Mais Zarathoustra se taisait, troublé et ébranlé ; enfin il demanda comme quelqu’un qui hésite en lui-même : « Et qui est celui qui m’appelle là-bas ? »

« Tu le sais bien, répondit vivement le devin, pourquoi te caches-tu ? C’est l’homme supérieur qui t’appelle à son secours ! »

« L’homme supérieur, cria Zarathoustra, saisi d’horreur : Que veut-il ? Que veut-il ? L’homme supérieur ! Que veut-il ici ? » — et sa peau se couvrit de sueur.

Le devin cependant ne répondit pas à l’angoisse de Zarathoustra, il écoutait et écoutait encore, penché vers l’abîme.

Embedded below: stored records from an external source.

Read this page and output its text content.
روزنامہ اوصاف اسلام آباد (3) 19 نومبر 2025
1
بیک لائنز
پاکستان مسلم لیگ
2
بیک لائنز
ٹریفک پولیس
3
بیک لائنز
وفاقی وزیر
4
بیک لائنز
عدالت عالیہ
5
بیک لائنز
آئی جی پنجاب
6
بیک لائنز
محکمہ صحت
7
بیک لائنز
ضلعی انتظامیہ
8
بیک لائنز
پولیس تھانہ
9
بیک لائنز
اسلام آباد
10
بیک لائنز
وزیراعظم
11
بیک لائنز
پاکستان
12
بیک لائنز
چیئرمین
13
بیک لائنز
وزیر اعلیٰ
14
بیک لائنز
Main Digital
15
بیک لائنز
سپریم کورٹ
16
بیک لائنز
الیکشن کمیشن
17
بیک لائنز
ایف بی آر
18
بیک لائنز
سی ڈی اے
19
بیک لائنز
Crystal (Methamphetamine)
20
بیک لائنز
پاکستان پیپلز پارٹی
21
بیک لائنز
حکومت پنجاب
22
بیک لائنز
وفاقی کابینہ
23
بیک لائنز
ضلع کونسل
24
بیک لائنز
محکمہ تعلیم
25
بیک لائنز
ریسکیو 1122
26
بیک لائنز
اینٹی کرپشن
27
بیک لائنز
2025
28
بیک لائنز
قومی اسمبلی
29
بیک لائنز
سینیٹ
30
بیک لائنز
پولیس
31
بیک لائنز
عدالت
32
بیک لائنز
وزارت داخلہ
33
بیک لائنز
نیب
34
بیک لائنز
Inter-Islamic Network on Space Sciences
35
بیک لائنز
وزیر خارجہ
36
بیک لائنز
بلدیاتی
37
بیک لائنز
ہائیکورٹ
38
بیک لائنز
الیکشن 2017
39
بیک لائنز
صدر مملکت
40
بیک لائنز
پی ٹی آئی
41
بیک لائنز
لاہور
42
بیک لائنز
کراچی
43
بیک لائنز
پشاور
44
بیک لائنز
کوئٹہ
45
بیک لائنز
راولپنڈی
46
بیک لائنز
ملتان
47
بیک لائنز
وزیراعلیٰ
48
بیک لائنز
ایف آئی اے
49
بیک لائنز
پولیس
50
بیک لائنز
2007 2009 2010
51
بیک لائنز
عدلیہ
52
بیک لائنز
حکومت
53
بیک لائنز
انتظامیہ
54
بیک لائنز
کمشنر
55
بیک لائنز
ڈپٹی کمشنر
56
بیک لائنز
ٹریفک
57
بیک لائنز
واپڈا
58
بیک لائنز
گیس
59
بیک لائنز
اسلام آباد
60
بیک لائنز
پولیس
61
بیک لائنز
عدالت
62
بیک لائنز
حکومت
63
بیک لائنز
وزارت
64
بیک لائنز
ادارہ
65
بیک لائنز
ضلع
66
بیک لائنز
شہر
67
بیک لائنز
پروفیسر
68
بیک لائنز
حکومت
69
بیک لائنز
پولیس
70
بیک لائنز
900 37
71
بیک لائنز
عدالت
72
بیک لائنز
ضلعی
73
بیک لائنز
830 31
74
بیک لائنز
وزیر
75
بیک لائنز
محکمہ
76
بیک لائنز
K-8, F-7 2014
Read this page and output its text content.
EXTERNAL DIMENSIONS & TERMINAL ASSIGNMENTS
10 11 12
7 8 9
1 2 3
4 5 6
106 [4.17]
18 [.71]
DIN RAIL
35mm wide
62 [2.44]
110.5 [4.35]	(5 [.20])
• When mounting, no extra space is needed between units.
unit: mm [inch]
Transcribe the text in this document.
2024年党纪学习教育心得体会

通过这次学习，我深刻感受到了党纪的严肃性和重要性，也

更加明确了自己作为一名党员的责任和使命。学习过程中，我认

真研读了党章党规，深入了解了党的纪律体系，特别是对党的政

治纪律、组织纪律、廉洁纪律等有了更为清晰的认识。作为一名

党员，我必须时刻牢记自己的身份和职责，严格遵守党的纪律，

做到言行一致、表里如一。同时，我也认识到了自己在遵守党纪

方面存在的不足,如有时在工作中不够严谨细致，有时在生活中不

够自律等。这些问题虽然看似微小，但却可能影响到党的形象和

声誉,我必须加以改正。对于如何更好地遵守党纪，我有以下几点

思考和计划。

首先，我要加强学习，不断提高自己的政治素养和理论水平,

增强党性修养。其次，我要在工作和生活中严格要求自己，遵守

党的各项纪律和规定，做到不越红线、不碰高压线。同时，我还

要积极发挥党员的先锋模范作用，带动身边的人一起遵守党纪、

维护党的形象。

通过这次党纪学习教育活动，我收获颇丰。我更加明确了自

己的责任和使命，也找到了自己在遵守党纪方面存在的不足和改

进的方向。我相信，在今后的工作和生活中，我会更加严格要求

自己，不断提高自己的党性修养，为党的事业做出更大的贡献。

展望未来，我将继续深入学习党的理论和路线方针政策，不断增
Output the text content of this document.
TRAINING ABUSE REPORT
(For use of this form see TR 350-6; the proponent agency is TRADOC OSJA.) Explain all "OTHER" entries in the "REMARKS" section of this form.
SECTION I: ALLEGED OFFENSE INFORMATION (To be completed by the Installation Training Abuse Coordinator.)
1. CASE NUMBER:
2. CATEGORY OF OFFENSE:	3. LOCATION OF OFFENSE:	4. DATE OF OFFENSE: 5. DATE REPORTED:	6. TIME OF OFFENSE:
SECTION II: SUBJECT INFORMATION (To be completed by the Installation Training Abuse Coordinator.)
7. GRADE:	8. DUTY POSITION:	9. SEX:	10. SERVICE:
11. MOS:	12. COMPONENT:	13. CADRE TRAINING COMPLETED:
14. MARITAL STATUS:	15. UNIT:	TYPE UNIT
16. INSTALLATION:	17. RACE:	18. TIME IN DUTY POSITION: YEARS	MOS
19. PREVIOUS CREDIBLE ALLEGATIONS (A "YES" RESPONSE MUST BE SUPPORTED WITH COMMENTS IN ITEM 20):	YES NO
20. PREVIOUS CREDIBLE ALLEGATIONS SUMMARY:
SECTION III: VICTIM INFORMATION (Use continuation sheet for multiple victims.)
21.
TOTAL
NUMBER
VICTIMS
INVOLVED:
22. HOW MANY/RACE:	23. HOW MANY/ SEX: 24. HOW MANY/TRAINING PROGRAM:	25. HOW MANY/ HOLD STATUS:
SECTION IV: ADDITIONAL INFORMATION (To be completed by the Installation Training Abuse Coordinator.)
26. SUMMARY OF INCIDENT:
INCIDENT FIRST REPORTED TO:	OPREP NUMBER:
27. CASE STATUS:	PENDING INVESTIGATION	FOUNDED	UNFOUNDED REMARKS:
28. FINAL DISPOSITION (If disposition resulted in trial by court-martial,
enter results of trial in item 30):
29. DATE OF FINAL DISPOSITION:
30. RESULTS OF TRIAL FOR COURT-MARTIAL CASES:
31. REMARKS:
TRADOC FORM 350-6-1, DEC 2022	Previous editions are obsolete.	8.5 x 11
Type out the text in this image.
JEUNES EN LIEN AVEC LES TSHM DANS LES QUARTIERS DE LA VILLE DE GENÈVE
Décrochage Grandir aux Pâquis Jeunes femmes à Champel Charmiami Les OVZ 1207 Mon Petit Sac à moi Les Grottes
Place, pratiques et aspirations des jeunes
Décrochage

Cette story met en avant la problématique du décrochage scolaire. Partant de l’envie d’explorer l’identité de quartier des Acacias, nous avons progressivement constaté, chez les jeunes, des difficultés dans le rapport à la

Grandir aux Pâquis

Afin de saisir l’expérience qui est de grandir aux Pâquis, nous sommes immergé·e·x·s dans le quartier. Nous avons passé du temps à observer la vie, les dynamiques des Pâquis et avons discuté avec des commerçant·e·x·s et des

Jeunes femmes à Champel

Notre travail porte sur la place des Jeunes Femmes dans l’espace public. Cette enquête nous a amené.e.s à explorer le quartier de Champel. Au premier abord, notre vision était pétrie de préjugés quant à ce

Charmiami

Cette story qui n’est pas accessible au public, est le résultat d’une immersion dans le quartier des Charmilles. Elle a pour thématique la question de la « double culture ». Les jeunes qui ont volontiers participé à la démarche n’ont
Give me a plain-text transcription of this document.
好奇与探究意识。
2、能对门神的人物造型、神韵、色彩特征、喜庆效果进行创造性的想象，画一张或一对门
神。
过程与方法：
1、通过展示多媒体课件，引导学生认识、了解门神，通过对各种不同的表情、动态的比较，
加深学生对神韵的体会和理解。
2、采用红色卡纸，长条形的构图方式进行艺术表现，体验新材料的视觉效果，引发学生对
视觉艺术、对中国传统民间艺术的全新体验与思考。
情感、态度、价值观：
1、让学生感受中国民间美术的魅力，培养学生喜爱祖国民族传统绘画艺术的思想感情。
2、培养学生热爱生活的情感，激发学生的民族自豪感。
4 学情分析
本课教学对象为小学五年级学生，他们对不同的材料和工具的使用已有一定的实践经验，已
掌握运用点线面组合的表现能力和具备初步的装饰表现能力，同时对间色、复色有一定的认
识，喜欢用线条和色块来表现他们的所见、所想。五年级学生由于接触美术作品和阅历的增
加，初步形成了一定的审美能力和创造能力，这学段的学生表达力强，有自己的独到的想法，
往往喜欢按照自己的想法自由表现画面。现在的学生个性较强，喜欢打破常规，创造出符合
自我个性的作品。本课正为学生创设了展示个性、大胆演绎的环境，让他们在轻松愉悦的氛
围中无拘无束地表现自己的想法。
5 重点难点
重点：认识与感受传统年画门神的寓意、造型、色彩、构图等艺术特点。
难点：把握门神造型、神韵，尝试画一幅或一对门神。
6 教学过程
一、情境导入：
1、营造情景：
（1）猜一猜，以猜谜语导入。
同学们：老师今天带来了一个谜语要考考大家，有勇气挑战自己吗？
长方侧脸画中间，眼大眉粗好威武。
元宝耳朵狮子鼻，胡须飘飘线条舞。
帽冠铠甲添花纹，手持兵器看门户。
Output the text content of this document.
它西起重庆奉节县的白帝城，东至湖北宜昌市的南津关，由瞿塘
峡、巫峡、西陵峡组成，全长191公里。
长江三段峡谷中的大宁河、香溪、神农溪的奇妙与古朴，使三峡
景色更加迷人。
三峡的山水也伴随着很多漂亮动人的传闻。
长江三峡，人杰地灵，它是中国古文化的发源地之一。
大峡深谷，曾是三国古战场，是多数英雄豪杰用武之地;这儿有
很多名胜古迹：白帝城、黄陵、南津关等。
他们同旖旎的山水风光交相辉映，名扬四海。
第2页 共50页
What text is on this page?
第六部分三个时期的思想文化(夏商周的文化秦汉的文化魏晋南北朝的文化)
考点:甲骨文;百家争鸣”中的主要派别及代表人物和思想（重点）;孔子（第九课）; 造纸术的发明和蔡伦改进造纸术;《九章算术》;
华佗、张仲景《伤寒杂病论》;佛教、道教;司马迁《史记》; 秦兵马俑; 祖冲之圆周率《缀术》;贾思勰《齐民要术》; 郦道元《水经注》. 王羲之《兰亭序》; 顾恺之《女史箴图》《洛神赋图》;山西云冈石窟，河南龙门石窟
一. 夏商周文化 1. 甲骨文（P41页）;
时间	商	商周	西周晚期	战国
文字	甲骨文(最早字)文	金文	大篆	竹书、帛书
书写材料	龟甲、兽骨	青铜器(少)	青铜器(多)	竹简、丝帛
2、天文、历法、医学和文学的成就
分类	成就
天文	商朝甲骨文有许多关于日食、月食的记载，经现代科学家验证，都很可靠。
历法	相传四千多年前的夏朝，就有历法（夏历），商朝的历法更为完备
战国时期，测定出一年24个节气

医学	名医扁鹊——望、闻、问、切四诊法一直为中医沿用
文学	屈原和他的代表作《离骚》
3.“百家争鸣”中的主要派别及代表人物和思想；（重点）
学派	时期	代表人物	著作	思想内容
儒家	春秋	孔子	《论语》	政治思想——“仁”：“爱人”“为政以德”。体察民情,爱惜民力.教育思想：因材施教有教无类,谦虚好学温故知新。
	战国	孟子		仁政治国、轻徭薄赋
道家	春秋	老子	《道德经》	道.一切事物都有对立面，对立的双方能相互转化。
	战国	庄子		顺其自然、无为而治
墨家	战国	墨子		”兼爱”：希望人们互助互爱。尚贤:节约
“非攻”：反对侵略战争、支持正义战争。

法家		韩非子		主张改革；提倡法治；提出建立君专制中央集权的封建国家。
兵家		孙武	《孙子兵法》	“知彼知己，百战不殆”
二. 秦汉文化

Mais comme le silence s’y prolongeait longtemps, il tourna son regard en arrière et il vit Zarathoustra debout et tremblant.

« Ô Zarathoustra, commença-t-il d’une voix attristée, tu n’as pas l’air de quelqu’un que son bonheur fait tourner : il te faudra danser pour ne pas tomber à la renverse !

Et si tu voulais même danser devant moi et faire toutes tes gambades : personne ne pourrait me dire : « Regarde, voici la danse du dernier homme joyeux ! »

Si quelqu’un qui cherche ici cet homme montait à cette hauteur il monterait en vain : il trouverait des cavernes et des grottes, des cachettes pour les gens cachés, mais ni puits de bonheur, ni trésors, ni nouveaux filons de bonheur.